NOUVEAU PARTI DÉMOCRATIQUE

 

Rapport minoritaire du NPD concernant l’enquête
sur l’affaire Eggleton

 

Le Comité de la procédure et des affaires de la Chambre a reçu le mandat de mener enquête sur la question de privilège soulevée le 31 janvier 2002 concernant une accusation portée contre le ministre de la Défense nationale qui aurait induit la Chambre en erreur.  Au cours d’une période de deux semaines, le Comité a entendu les témoignages du ministre ainsi que de divers témoins, dont des membres du personnel supérieur de son ministère. 

Le Comité avait la responsabilité de décider le plus rapidement possible si le ministre de la Défense nationale avait bel et bien induit la Chambre en erreur.   Le Comité avait les mains liées au cours de l’enquête car la majorité libérale au sein du Comité a empêché que des témoins additionnels qui ne figuraient pas sur la liste préliminaire puissent comparaître.  La majorité libérale a refusé de permettre au ministre de revenir devant le Comité pour expliquer les témoignages contradictoires présentés par lui et son personnel supérieur.  La majorité libérale voulait ainsi protéger le ministre en ayant recours à des manigances partisane.  Devant le Comité, le ministre a déclaré:

(Le 25 janvier) … dans le but de me préparer à participer à la réunion du cabinet qui allait avoir lieu le mardi suivant (le 29 janvier), j’en suis venu à la conclusion qu’il était nécessaire de discuter à nouveau avec mes fonctionnaires pour mieux comprendre la mission au sujet de laquelle j’avais reçu une séance d’information le lundi précédent, mais je voulais aussi parler de la question des prisonniers et de la politique du gouvernement à cet égard.  J’ai donc commencé à tenir une série de réunions et à avoir des conversations par téléphone avec une série d’intervenants comme le Chef d’état-major de la Défense, le sous-chef d’état-major de la Défense, le sous-ministre de la Défense et le Juge avocat général qui est le premier conseiller juridique du ministère et la personne la mieux informée sur cette question au ministère.

 

Ce témoignage du ministre devant le Comité a été contredit par des déclarations  faites par des membres de son personnel lors de leur comparution le 21 février 2002.

 

Vic Toews.  :  J’ai bien compris, et vous M. Maddison, vous avez présenté au ministre le 21 janvier toute l’information disponible sur la capture de prisonniers.

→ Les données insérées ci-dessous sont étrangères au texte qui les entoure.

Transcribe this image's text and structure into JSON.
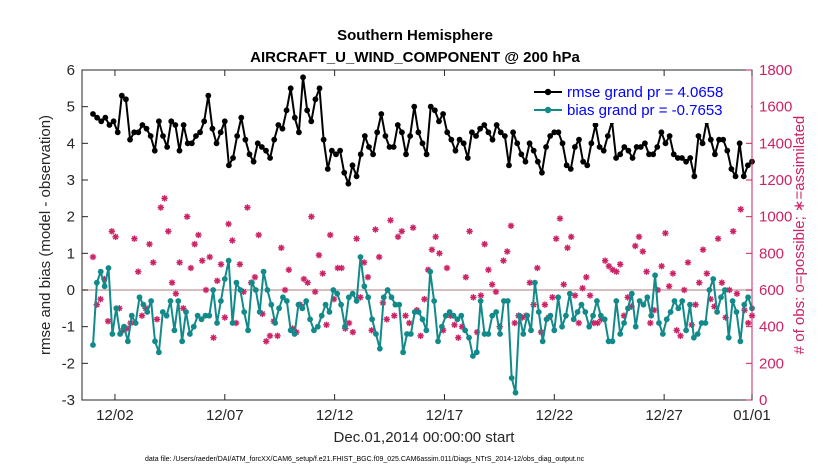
{
  "chart_data": {
    "type": "line",
    "title_line1": "Southern Hemisphere",
    "title_line2": "AIRCRAFT_U_WIND_COMPONENT @ 200 hPa",
    "xlabel": "Dec.01,2014 00:00:00 start",
    "ylabel_left": "rmse and bias (model - observation)",
    "ylabel_right": "# of obs: o=possible; ∗=assimilated",
    "footer": "data file: /Users/raeder/DAI/ATM_forcXX/CAM6_setup/f.e21.FHIST_BGC.f09_025.CAM6assim.011/Diags_NTrS_2014-12/obs_diag_output.nc",
    "xlim": [
      0.5,
      31.0
    ],
    "ylim_left": [
      -3,
      6
    ],
    "ylim_right": [
      0,
      1800
    ],
    "x_tick_values": [
      2,
      7,
      12,
      17,
      22,
      27,
      32
    ],
    "x_tick_labels": [
      "12/02",
      "12/07",
      "12/12",
      "12/17",
      "12/22",
      "12/27",
      "01/01"
    ],
    "y_left_ticks": [
      "-3",
      "-2",
      "-1",
      "0",
      "1",
      "2",
      "3",
      "4",
      "5",
      "6"
    ],
    "y_right_ticks": [
      "0",
      "200",
      "400",
      "600",
      "800",
      "1000",
      "1200",
      "1400",
      "1600",
      "1800"
    ],
    "colors": {
      "rmse": "#000000",
      "bias": "#138a8a",
      "obs": "#cc2266",
      "zero_line": "#c9a9a9",
      "legend_text": "#0000ff"
    },
    "series": [
      {
        "name": "rmse grand pr = 4.0658",
        "axis": "left",
        "values": [
          4.8,
          4.7,
          4.6,
          4.7,
          4.5,
          4.6,
          4.3,
          5.3,
          5.2,
          4.1,
          4.3,
          4.3,
          4.5,
          4.4,
          4.2,
          3.8,
          4.6,
          4.2,
          3.9,
          4.6,
          4.5,
          3.8,
          4.5,
          4.0,
          4.0,
          4.2,
          4.3,
          4.6,
          5.3,
          4.4,
          4.0,
          4.3,
          4.6,
          3.4,
          3.6,
          4.2,
          4.7,
          4.1,
          3.7,
          3.5,
          4.0,
          3.9,
          3.8,
          3.6,
          4.1,
          4.5,
          4.4,
          4.9,
          5.5,
          4.7,
          4.3,
          5.8,
          4.9,
          4.6,
          5.2,
          5.5,
          4.1,
          3.3,
          3.8,
          3.7,
          3.8,
          3.2,
          2.9,
          3.4,
          3.1,
          3.7,
          4.2,
          3.9,
          3.7,
          4.3,
          4.8,
          4.2,
          3.9,
          3.9,
          4.5,
          4.3,
          3.7,
          4.2,
          5.0,
          4.3,
          4.0,
          3.7,
          5.0,
          4.9,
          4.6,
          4.8,
          4.3,
          4.1,
          3.8,
          4.1,
          4.0,
          3.6,
          4.3,
          4.2,
          4.4,
          4.5,
          4.3,
          4.1,
          4.5,
          4.3,
          4.2,
          3.4,
          4.3,
          4.0,
          3.7,
          3.5,
          4.0,
          3.8,
          3.5,
          3.2,
          3.9,
          4.2,
          4.3,
          4.3,
          4.0,
          3.4,
          3.3,
          3.9,
          4.1,
          3.5,
          3.4,
          4.0,
          4.5,
          3.9,
          3.8,
          4.2,
          4.6,
          3.6,
          3.7,
          3.9,
          3.8,
          3.6,
          3.9,
          3.9,
          4.0,
          3.7,
          3.7,
          3.9,
          4.3,
          4.0,
          4.2,
          3.7,
          3.6,
          3.6,
          3.5,
          3.6,
          3.1,
          4.2,
          4.0,
          4.6,
          4.1,
          3.7,
          4.1,
          4.1,
          3.8,
          3.3,
          3.1,
          4.0,
          3.1,
          3.4,
          3.5
        ]
      },
      {
        "name": "bias grand pr = -0.7653",
        "axis": "left",
        "values": [
          -1.5,
          0.2,
          0.5,
          0.1,
          0.6,
          -1.2,
          -0.5,
          -1.2,
          -1.0,
          -1.4,
          -0.7,
          -0.9,
          -0.2,
          -0.4,
          -0.6,
          -0.3,
          -1.4,
          -1.7,
          -0.6,
          -0.7,
          -0.3,
          -1.1,
          -0.3,
          -1.4,
          -0.6,
          -1.2,
          -1.0,
          -0.7,
          -0.8,
          -0.7,
          -0.7,
          0.0,
          -0.9,
          -0.3,
          0.3,
          0.8,
          -0.9,
          0.2,
          0.0,
          -0.6,
          -1.1,
          0.2,
          0.0,
          -0.6,
          0.5,
          0.0,
          -0.4,
          -0.9,
          -0.5,
          -0.2,
          -0.3,
          -1.1,
          -1.2,
          -0.4,
          -0.5,
          -0.3,
          -0.8,
          -1.1,
          -1.0,
          -0.7,
          -0.4,
          -0.6,
          0.0,
          -0.1,
          -0.4,
          -1.0,
          -0.2,
          -0.1,
          -0.3,
          0.9,
          0.1,
          -0.2,
          -0.8,
          -1.2,
          -1.6,
          -0.2,
          0.0,
          -0.2,
          -0.4,
          -0.4,
          -1.7,
          -1.2,
          -1.2,
          -0.6,
          -0.6,
          -0.8,
          -1.1,
          0.5,
          -0.3,
          -1.4,
          -1.0,
          -0.7,
          -0.6,
          -0.7,
          -0.8,
          -0.7,
          -1.1,
          -1.3,
          -1.8,
          -1.7,
          -0.3,
          -1.2,
          -1.2,
          -0.7,
          -0.6,
          -1.2,
          -0.3,
          -0.3,
          -2.4,
          -2.8,
          -0.7,
          -1.2,
          -0.7,
          -1.1,
          0.2,
          -0.6,
          -1.4,
          -0.8,
          -0.7,
          -1.1,
          -0.2,
          -1.0,
          -0.7,
          -0.1,
          -0.8,
          -0.6,
          -0.4,
          -0.6,
          -1.0,
          -0.7,
          -0.3,
          -0.7,
          -0.8,
          -1.4,
          -1.4,
          -0.3,
          -1.2,
          -0.9,
          -0.5,
          -0.1,
          -1.0,
          -0.3,
          -0.4,
          -0.2,
          -0.7,
          0.4,
          -0.9,
          -1.2,
          -0.8,
          -0.6,
          -0.3,
          -0.5,
          -0.3,
          -1.1,
          -0.4,
          -1.3,
          -1.2,
          -0.9,
          -0.9,
          0.0,
          0.3,
          -0.6,
          -0.2,
          0.0,
          -1.3,
          -0.3,
          -0.6,
          -1.4,
          -0.4,
          -0.2,
          -0.5
        ]
      },
      {
        "name": "obs assimilated",
        "axis": "right",
        "values": [
          780,
          520,
          550,
          660,
          430,
          920,
          890,
          500,
          380,
          390,
          420,
          880,
          700,
          460,
          500,
          850,
          750,
          440,
          1050,
          1100,
          920,
          640,
          580,
          750,
          500,
          1000,
          720,
          850,
          900,
          760,
          600,
          780,
          340,
          650,
          740,
          450,
          960,
          870,
          420,
          740,
          590,
          1050,
          640,
          670,
          900,
          470,
          320,
          350,
          430,
          350,
          830,
          600,
          710,
          390,
          370,
          520,
          660,
          640,
          1000,
          590,
          790,
          690,
          410,
          900,
          550,
          720,
          720,
          390,
          420,
          370,
          880,
          560,
          750,
          670,
          380,
          930,
          780,
          530,
          440,
          980,
          460,
          890,
          920,
          460,
          420,
          940,
          490,
          350,
          550,
          710,
          820,
          890,
          800,
          380,
          720,
          460,
          410,
          340,
          400,
          670,
          920,
          560,
          370,
          570,
          850,
          710,
          630,
          590,
          400,
          760,
          810,
          950,
          420,
          460,
          450,
          460,
          640,
          520,
          720,
          370,
          520,
          450,
          560,
          880,
          990,
          630,
          830,
          890,
          570,
          420,
          610,
          670,
          570,
          420,
          420,
          440,
          760,
          730,
          710,
          700,
          740,
          460,
          560,
          510,
          840,
          890,
          810,
          700,
          420,
          490,
          600,
          730,
          910,
          620,
          690,
          380,
          350,
          600,
          750,
          410,
          520,
          640,
          820,
          690,
          550,
          510,
          880,
          640,
          450,
          600,
          920,
          580,
          1040,
          490,
          420,
          460
        ]
      }
    ]
  },
  "legend": {
    "rmse_label": "rmse grand pr = 4.0658",
    "bias_label": "bias grand pr = -0.7653"
  }
}
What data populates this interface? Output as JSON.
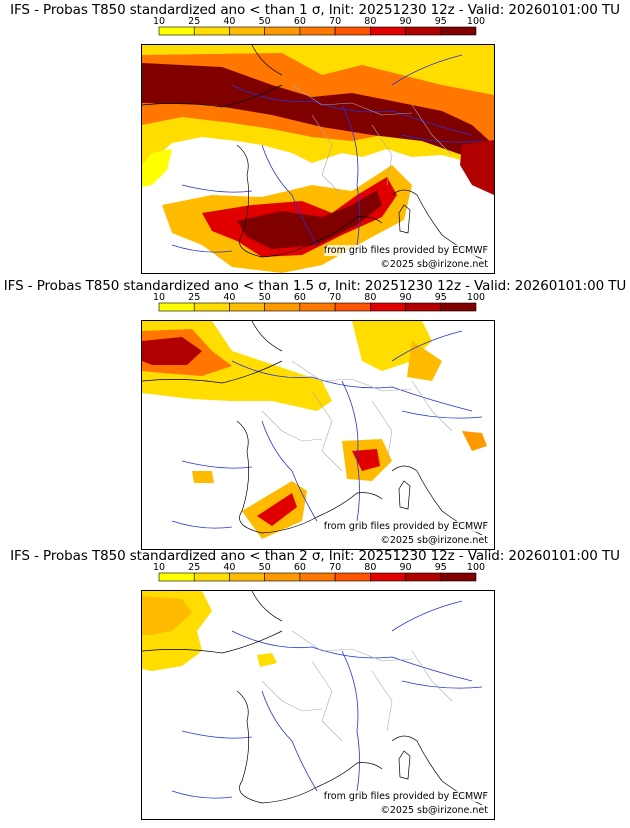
{
  "colorbar": {
    "ticks": [
      "10",
      "25",
      "40",
      "50",
      "60",
      "70",
      "80",
      "90",
      "95",
      "100"
    ],
    "colors": [
      "#ffff00",
      "#ffdd00",
      "#ffbb00",
      "#ff9900",
      "#ff7700",
      "#ff5500",
      "#e00000",
      "#b00000",
      "#800000"
    ]
  },
  "map_colors": {
    "river": "#2233dd",
    "border": "#aaaaaa",
    "coast": "#000000"
  },
  "credits": {
    "source": "from grib files provided by ECMWF",
    "copyright": "©2025 sb@irizone.net"
  },
  "panels": [
    {
      "title": "IFS - Probas T850  standardized ano < than 1 σ, Init: 20251230 12z - Valid: 20260101:00 TU"
    },
    {
      "title": "IFS - Probas T850  standardized ano < than 1.5 σ, Init: 20251230 12z - Valid: 20260101:00 TU"
    },
    {
      "title": "IFS - Probas T850  standardized ano < than 2 σ, Init: 20251230 12z - Valid: 20260101:00 TU"
    }
  ]
}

Le vice-amiral Maddison:  M. le président, lorsque j’ai présenté ma séance d’information au ministre le 21 janvier 2002, j’ai déclaré qu’une mission avait eu lieu; que la mission avait été couronnée de succès; qu’elle avait été menée de façon professionnelle, qu’elle avait respecté les règles d’engagement et les consignes transmises à nos forces spéciales; que nous avions capturé des personnes soupçonnées d’être des terroristes qui avaient été transportées et remises aux autorités américaines pour qu’elles soient incarcérées.  Cela était conforme aux consignes que nos militaires avaient reçues.

 

Lors du témoignage du vice-amiral Maddison, le sous-chef d’état-major de la Défense, le Comité a appris que le ministre avait été pleinement informé des opérations menées par l’unité FOI2 à trois occasions; soit le 21 janvier, le 25 janvier et enfin lors du 29 janvier 2002. Le sous-chef d’état-major de la Défense a clairement déclaré qu’il a transmis toute l’information sur les missions de l’unité FOI2 lors de la première séance de breffage.1 

Il y a eu une autre déclaration contradictoire de la part du Chef d’état-major de la Défense qui était en vacance lorsque le ministre a affirmé qu’il avait communiqué avec lui pour obtenir plus d’information.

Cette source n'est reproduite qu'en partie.